La tradizionale differenza tra maschi e femmine non è dovuta a fattori innati, bensì a condizionamenti culturali che l’individuo “subisce” nel corso del suo sviluppo.
La cultura alla quale apparteniamo si serve di tutti i mezzi a sua disposizione per ottenere dai due sessi il comportamento più adeguato ai valori che le preme conservare e trasmettere. In realtà non esistono qualità maschili e qualità femminili, ma solo “qualità umane”.
La socializzazione al genere, secondo alcuni studi, incomincia già nella vita intrauterina, nella vita prenatale, nel momento in cui la famiglia che accoglierà il futuro pargolo comincia a pensare alla propria prole in termini distintivi a seconda sappia se questo sarà maschio o femmina.
Questa socializzazione al ruolo sessuale così precoce, si enfatizza lungo tutto l’arco della vita, grazie al rinforzo della società in cui viviamo.
Pensiamo ad esempio ai giocattoli che vengono regalati in tenerissima età: alle femmine la bambola, dunque l’idea della donna come madre, della donna che accudisce, che si prende cura, mentre ai maschietti i soldatini, la capacità di dominio e pianificazione,oppure la macchinina, la vincita e l’impronta alla competizione.
Nei giochi dei piccoli e nell’uso che fanno dei giocattoli è evidente la riproduzione della realtà sociale in cui vivono.
Bimbe e bimbi differiscono anche nello stile ludico.
Maggior aggressività, sforzo muscolare, ricerca di un’azione intensa nel maschio; preponderanza dell’aggressività verbale ma calma, stabilità, sottomissione docile e quasi voluttuosa alle costrizioni formali nelle femmine.
Sono noti anche i rituali rassicuranti e ripetitivi in cui si rifugiano molte bambine che sono state oggetto di repressioni a causa della loro vitalità, curiosità e mobilità ritenute eccessive.
Parlando dell’abbigliamento, l’uso generalizzato dei pantaloni fin da piccole e la conseguente maggiore libertà di movimento hanno certamente reso più accessibile certi giochi “maschili”, che fino a pochi anni fa erano impediti dall’intralcio delle gonne; inoltre ha cambiato non poco il codice dei gesti e atteggiamenti permessi e vietati.
Nonostante questo, una bambina vivace, creativa, piena di energie, quando si misura nei giochi cosiddetti di “forza” con i maschietti, prova sempre un sottile senso di disagio e di colpa; sa oscuramente di non essere approvata, di deludere le aspettative altrui.
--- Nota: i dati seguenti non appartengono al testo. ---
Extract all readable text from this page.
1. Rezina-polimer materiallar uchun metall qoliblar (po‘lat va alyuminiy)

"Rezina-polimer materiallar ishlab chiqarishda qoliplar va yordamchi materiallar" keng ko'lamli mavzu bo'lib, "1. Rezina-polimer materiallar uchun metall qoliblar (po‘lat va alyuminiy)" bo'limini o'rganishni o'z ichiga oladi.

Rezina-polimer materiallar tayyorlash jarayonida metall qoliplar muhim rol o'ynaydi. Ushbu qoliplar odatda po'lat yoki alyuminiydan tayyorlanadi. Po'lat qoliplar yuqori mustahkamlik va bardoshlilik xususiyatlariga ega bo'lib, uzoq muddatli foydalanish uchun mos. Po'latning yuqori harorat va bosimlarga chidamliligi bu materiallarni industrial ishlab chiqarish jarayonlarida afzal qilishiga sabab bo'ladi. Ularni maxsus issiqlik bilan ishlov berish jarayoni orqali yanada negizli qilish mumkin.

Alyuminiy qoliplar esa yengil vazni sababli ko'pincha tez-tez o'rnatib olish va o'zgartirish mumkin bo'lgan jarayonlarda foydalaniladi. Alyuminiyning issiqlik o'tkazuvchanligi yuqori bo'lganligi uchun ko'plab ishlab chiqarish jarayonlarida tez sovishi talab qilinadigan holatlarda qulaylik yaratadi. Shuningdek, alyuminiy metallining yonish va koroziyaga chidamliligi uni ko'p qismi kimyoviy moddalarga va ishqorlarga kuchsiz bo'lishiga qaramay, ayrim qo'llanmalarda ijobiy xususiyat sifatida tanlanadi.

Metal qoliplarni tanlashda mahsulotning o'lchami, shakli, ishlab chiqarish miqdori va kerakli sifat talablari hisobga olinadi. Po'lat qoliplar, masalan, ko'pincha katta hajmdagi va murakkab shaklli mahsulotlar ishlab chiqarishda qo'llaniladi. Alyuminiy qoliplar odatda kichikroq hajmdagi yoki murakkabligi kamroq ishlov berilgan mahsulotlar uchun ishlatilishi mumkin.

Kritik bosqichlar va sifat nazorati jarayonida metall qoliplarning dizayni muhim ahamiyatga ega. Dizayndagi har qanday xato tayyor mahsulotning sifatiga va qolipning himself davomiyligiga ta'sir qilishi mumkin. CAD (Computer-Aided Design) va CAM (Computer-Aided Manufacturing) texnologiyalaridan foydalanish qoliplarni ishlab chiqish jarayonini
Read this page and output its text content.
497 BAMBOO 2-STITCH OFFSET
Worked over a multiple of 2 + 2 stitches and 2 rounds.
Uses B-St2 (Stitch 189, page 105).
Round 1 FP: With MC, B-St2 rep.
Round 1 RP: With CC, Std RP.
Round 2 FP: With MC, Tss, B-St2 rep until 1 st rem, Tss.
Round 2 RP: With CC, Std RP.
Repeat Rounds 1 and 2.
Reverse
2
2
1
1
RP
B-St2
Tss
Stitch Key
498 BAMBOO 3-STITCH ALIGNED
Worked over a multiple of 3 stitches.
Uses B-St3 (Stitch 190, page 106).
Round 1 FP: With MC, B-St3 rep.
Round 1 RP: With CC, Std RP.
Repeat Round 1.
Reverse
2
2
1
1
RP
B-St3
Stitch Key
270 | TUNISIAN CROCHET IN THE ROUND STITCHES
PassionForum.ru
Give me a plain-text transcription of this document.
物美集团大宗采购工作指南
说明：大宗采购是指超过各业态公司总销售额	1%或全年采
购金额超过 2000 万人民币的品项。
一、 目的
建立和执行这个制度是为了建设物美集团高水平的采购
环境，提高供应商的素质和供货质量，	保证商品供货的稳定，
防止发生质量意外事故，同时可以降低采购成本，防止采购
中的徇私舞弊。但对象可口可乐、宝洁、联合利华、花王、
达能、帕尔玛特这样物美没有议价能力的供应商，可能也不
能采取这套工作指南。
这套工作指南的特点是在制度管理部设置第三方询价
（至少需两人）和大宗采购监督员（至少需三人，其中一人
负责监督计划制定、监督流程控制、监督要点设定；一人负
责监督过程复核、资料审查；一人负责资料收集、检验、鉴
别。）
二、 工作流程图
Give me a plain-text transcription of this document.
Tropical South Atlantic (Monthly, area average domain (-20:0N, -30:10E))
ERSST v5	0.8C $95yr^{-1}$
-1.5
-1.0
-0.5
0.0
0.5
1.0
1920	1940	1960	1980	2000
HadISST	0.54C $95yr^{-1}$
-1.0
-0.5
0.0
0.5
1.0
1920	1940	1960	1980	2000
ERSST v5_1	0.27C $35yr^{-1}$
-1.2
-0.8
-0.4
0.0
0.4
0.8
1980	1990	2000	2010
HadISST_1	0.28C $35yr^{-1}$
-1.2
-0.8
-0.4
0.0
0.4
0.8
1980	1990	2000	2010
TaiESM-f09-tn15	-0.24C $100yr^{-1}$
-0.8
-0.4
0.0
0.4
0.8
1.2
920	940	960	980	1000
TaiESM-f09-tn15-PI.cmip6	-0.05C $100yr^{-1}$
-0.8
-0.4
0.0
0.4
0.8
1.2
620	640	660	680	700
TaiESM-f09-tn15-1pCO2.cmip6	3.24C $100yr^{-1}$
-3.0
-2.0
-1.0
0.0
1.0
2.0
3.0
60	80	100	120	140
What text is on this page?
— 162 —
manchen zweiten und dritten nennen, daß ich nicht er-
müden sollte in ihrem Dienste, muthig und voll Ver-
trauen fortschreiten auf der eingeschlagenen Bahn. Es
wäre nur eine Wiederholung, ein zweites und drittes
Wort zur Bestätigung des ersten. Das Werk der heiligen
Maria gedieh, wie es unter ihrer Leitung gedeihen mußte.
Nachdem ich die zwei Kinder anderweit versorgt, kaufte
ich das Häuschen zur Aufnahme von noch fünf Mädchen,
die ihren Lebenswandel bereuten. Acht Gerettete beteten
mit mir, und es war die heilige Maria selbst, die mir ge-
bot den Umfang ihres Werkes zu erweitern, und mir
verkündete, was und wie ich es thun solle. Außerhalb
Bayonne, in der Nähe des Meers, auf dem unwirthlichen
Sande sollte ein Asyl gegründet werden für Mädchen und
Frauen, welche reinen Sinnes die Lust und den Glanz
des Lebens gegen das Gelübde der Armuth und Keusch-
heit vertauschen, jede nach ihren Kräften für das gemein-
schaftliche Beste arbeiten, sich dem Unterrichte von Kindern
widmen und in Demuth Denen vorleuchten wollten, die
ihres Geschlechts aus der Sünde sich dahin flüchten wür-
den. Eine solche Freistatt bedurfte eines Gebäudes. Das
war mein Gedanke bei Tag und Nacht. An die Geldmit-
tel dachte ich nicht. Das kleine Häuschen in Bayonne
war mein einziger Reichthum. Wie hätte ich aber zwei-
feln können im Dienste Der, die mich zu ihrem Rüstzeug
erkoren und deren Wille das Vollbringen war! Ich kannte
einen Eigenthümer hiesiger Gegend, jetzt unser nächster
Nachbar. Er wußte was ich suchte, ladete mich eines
Nessuno si rallegrerà che lei sia combattiva e coraggiosa: si preferirà sia più docile e conformista. Lo sviluppo femminile può a ragione essere definito una “frustrazione permanente”.
Gli stereotipi di genere, dunque, si sedimentano e si consolidano nel tempo, anche per quello che riguarda la professione, già dalle scuole primarie, condizionando eventuali scelte sul corso di studi e della carriera lavorativa.
La nostra cultura attribuisce ad alcuni lavori un fiocco azzurro e ad altri un fiocco rosa, precludendo e restringendo al soggetto un possibile ventaglio di scelte.
Basti pensare a lavori tipicamente “femminili”, come la baby-sitter, l’insegnante, l’infermiera, e tipicamente “maschili”, come il meccanico, l’astronauta, l’uomo d’affari. In questo modo, lo sviluppo come persona ne viene deformato, moltissime qualità vengono distrutte nel processo di immissione forzata negli schemi maschio-femmina.
Il bisogno di realizzare se stessi come individui, l’autoaffermazione, il desiderio di autonomia e di indipendenza, la cui mancanza si rimprovera nelle donne, al momento delle scelte fondamentali hanno già subito dure scosse, avvenute fin dalla primissima infanzia.
L’operazione da compiere è restituire ad ogni individuo che nasce la possibilità di svilupparsi nel modo a lui più congeniale indipendentemente dal sesso a cui appartiene.